Eds and meds sectors are an important economic catalyst for several reasons. Research facilities, startups, cultural amenities, and university or medical center expansions cluster together and “generate billions more indirectly, through spin-offs and through the spending of their employees and -increasingly- their student bodies.” Eds and meds sectors also draw talent to their doorsteps. Finally, these sectors caused a reinvention of some cities into centers of consumption, or “scenes” as Mallach calls them. As their workers grow in number, they demand better quality of life amenities like high-quality shopping, dining, and entertainment. The Divided City found that industrial cities that invested in scenes fared better economically than those that didn’t.

These sectors have been vital to the Rust Belt’s economy recovery. However, the shift from a manufacturing-based economy to an eds and meds-driven economy does come at a cost to low-income residents and low-skilled workers. The manufacturing industry provided opportunities for workers to land a living-wage job with a high school degree. When those jobs left, former manufacturing workers often didn’t have the skillsets needed to transition into healthcare or higher education fields. Mallach sums it up by saying “while [eds and meds] businesses and jobs are important for their cities’ vitality, they leave most of the people who live in these cities behind.” This shift to eds and meds, while well intentioned, can exacerbate issues like generational poverty, income inequality, and gentrification.

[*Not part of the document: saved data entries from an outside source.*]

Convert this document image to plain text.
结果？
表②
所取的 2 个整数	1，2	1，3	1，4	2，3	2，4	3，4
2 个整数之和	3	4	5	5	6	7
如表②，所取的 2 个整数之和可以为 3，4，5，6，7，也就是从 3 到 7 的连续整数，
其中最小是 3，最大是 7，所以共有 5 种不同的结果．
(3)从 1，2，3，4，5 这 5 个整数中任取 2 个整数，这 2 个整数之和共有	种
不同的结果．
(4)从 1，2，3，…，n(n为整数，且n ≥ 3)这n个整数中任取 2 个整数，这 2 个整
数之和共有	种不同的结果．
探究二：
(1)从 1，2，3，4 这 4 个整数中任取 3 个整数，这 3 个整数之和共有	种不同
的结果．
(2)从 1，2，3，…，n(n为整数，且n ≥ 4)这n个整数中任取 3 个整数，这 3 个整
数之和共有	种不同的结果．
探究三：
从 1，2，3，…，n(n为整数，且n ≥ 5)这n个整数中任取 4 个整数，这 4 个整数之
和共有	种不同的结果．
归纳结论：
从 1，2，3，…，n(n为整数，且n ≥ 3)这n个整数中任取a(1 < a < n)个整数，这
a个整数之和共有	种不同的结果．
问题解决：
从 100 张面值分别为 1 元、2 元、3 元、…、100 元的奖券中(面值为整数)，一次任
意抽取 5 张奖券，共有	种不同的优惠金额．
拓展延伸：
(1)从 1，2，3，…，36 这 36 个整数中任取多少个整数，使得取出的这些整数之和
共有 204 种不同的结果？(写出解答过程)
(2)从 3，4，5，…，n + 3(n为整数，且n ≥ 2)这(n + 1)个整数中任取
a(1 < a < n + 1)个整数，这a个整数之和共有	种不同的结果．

There’s no doubt that a strong higher education and/or healthcare sector is good for a community, not just for the services they provide but also for the community and culture created around them. However, it’s important to recognize the tradeoffs made when investing in these industries and finding opportunities for all residents and workers to be successful and thrive.

 

Works Cited:

Mallach, Alan. The Divided City: Poverty and Prosperity in Urban America. Washington, D.C, Island Press, 2018.